Obviamente, a diferença biológica entre homens e mulheres é natural e evidente, devendo ser levada em conta não apenas no momento de escolher qual efetivo policial participará de determinada ação de repressão a criminosos, mas também em inúmeras outras funções sociais. Não se discute que o princípio da igualdade se expressa no tratamento igual aos iguais e desigual aos desiguais. Todavia, a diferenciação de tratamento deve ocorrer na exata medida de suas desigualdades. Não parece ser razoável a limitação de apenas 10% das vagas dos quadros de praças e oficiais para as mulheres, mormente quando verificamos que, atualmente, dos cinquenta coronéis do quadro de oficiais da PMMG, há apenas duas mulheres.
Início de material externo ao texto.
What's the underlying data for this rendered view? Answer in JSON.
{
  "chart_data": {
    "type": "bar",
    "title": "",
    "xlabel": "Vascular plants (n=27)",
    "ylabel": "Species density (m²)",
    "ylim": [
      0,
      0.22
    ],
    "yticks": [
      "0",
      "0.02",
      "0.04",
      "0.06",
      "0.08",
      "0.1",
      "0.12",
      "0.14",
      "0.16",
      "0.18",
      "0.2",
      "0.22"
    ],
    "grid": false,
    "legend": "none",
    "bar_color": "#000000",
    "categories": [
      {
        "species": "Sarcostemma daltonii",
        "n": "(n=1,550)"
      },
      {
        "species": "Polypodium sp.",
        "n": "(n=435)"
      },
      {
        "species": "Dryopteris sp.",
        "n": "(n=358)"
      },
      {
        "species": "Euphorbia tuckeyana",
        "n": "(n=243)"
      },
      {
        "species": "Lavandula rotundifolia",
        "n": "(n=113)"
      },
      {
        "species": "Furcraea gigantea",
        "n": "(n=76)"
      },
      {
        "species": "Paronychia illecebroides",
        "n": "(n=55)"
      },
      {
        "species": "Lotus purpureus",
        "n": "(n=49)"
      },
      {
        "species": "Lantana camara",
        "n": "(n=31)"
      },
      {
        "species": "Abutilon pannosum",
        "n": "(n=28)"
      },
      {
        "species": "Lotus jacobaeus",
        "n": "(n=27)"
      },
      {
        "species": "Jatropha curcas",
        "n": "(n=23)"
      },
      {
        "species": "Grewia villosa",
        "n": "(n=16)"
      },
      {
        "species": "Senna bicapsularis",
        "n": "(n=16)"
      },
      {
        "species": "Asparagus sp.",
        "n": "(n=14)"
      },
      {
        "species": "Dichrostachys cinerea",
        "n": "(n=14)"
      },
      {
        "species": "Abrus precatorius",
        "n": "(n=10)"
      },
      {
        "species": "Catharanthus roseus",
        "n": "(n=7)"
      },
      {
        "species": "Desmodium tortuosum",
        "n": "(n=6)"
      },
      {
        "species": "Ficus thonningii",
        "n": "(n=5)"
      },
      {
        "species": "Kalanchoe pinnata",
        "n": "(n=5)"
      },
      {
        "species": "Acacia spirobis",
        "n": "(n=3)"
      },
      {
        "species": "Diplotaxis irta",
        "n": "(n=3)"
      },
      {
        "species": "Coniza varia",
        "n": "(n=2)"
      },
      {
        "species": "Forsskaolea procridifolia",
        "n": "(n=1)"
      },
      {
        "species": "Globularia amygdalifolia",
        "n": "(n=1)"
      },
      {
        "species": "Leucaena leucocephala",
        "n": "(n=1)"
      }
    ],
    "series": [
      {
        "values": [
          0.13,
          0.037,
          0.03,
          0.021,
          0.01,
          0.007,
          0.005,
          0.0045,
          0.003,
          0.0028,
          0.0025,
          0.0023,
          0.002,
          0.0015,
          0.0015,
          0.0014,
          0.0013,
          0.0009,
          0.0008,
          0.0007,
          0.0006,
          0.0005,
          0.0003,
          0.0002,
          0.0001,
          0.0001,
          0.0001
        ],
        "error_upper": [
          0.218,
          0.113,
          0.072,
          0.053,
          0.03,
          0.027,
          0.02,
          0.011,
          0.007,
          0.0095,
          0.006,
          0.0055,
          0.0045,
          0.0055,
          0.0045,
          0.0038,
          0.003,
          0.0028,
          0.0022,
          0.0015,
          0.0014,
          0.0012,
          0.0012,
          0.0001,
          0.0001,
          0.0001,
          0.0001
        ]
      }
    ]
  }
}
Por outro lado, mais relevante talvez não seja simplesmente discutir qual o percentual adequado de mulheres nas corporações militares. Pois a verdade é que se a polícia é compreendida como um local para os mais fortes, os mais brutos e os mais violentos, de nada adiantaria que toda a polícia fosse composta por mulheres com tais "qualidades": trocar o gênero da tropa, mas manter a brutalidade e a violência, não alteraria em nada a eficácia da polícia e nem reduziria as queixas de quem sofre violência policial. De nada adiantaria substituir todos os homens em postos de comando no mundo por mulheres se fossem escolhidas aquelas que perpetuassem o comportamento típico dos homens, mais brutos e mais violentos. Não é raro, inclusive, que, para serem promovidas e alcançarem postos elevados na hierarquia de uma instituição, muitas mulheres tenham que assumir características e comportamentos típicos dos homens, de forma a ganhar a simpatia daqueles que decidem sobre tais promoções.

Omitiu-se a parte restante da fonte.